И мы бежим на кухню за бутыльком. Вмиг изрисовываем зеленкой Ванькин подбородок и немножечко шею. Ну и еще мои пальцы. А потом, уже радостные и важные, что сами справились с таким серьезным делом, бежим играть дальше.
В ящиках у Тони находим настольную картонную игру с полем, на котором нарисованы «Беда» капитана Врунгеля и разные кораблики с пушками.
– Мы в такое еще не играли, – говорит Ванька, перебирая маленькими пальцами разноцветные фишки и кубик с черными точками по бокам.
– Я знаю, как в такое играть, – вспоминаю, что в библиотеке есть подобные «бродилки». – Попробуем? Я тебя научу.
– Ну давай.
Но учитель из меня оказывается неважный, а из Ваньки – неудачливый игрок. С каждым проигрышем он обижается, ревет, кидает фишки и бежит в другую комнату.
– Да что ты, корову проигрываешь, что ли? – порой из меня сыплются бабины и дедовы присказки, шутки и поговорки.
– Сама ты корову проигрываешь! – Ванька возвращается, сгребает фишки и картонное поле и сует обратно в шкаф, сминая и ломая изображение с яркими корабликами.
На полке шкафа мы находим увесистый фотоальбом со сшитым вручную переплетом. Картонные страницы толстые, украшенные цветами, зайчиками и белочками, вырезанными из старых открыток. Рассматриваем немногочисленные фотокарточки, вставленные в фигурные уголки-кармашки, и вспоминаем те события, что они запечатлели. Вот Ванька в костюме солдатика в детском саду – с языка так и слетели строчки той самой песни, которую он напевал целый месяц, а с ним – вся семья: «Солдатушки, бравы ребяту-ушки…» А вот фото, где брат писает в горшок, новенький белый металлический горшок с нарисованным милым ежиком. Тоня принесла его из детского сада, и Ванька сразу же показал всем свое умение писать стоя, а не сидя, как девочки и некоторые мальчики в садике. А вот Ванька на новогоднем утреннике в костюме Фунтика. Тоня сама его ему сшила. И пятачок сделала из пустой капсулы от шоколадного яйца. А у меня был костюм снежинки. Баба тогда соорудила корону, обмотав проволоку мишурой, и я так гордилась этим нарядом! Хотя корона оказалась мне великоватой, и, когда мы водили хоровод вокруг елки, она все время спадала с головы. Но я все равно была самой красивой в тот Новый год! Мы еще недолго рассматриваем фотографии, мне нравятся картинки и разноцветные надписи под ними. Тоня сделала их фломастерами и карандашами. Ее почерк похож на ажурные завитки.
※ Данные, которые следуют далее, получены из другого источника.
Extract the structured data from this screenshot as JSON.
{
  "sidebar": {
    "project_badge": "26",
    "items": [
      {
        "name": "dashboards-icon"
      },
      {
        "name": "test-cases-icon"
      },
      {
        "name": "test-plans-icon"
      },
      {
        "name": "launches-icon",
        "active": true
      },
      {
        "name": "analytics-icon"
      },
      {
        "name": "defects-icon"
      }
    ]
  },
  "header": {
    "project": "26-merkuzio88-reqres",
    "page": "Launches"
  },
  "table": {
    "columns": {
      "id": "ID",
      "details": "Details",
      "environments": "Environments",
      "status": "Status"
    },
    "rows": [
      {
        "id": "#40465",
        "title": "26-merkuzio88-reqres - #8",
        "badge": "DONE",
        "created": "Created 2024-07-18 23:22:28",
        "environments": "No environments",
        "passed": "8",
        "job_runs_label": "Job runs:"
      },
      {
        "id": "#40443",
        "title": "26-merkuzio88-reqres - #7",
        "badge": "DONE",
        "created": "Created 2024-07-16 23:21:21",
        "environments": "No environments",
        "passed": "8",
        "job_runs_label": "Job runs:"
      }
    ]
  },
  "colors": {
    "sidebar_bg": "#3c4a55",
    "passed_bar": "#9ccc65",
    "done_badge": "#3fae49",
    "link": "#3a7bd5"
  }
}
Заигравшись, не замечаем, как пролетело время. В дверном замке слышится аккуратное царапанье ключа, а потом скрипучая дверь, оббитая крашеной клеенкой, распахивается, и входит Тоня.
Она похожа на цыганку из бабиного сериала! Новая цветастая блузка с воланами на коротких рукавчиках едва прикрывает живот. Длинная, в пол, пышная юбка струится складками, как широкие неспокойные волны. Щедро сбрызнутые лаком кудри делают ее завидной красавицей! Если не на свете, то во всем нашем селе – точно. И я вдруг понимаю, что уже не раз так думала. Да, Тоня – самая красивая на свете, хоть я и не люблю ее. Но мне бы хотелось быть на нее похожей, внешне. Хотя еще, наверное, шить платья, как она, и стряпать.
Самая красивая на свете Тоня оказывается и самой злой. С порога начинает ругать меня за беспорядок, за раскиданные по полу подушки, за перепачканное зеленкой Ванькино лицо, за просыпанные по всей кухне крошки и сахар и съеденное полностью все печенье.
– Взрослая, а ума никакого, – ругается она. – Пришла, напакостила – и больше ничего! Нет бы посуду помыть или пол подмести! Никакого воспитания… Да и вообще тебе давно домой пора, – заявляет она.
Я, готовая разреветься, быстро обуваюсь и, выскочив вон, специально громко хлопаю дверью. Будто чем громче грохот, тем ощутимее отправленные в ответ обида и злость. Но в действительности ты просто громко стучишь дверью, и все.
Остаток лета я просидела дома и почти не выходила на улицу. Изредка вспоминала про индейцев, но эти встречи были такими тоскливыми и печальными! Игра теряла краски. Природа за окном меркла вслед за ней. Одно утешало: скоро я пойду в школу – и моя жизнь изменится. Я верила: яркая, веселая и интересная пора захватит меня, одарит верными подругами и новыми занятиями.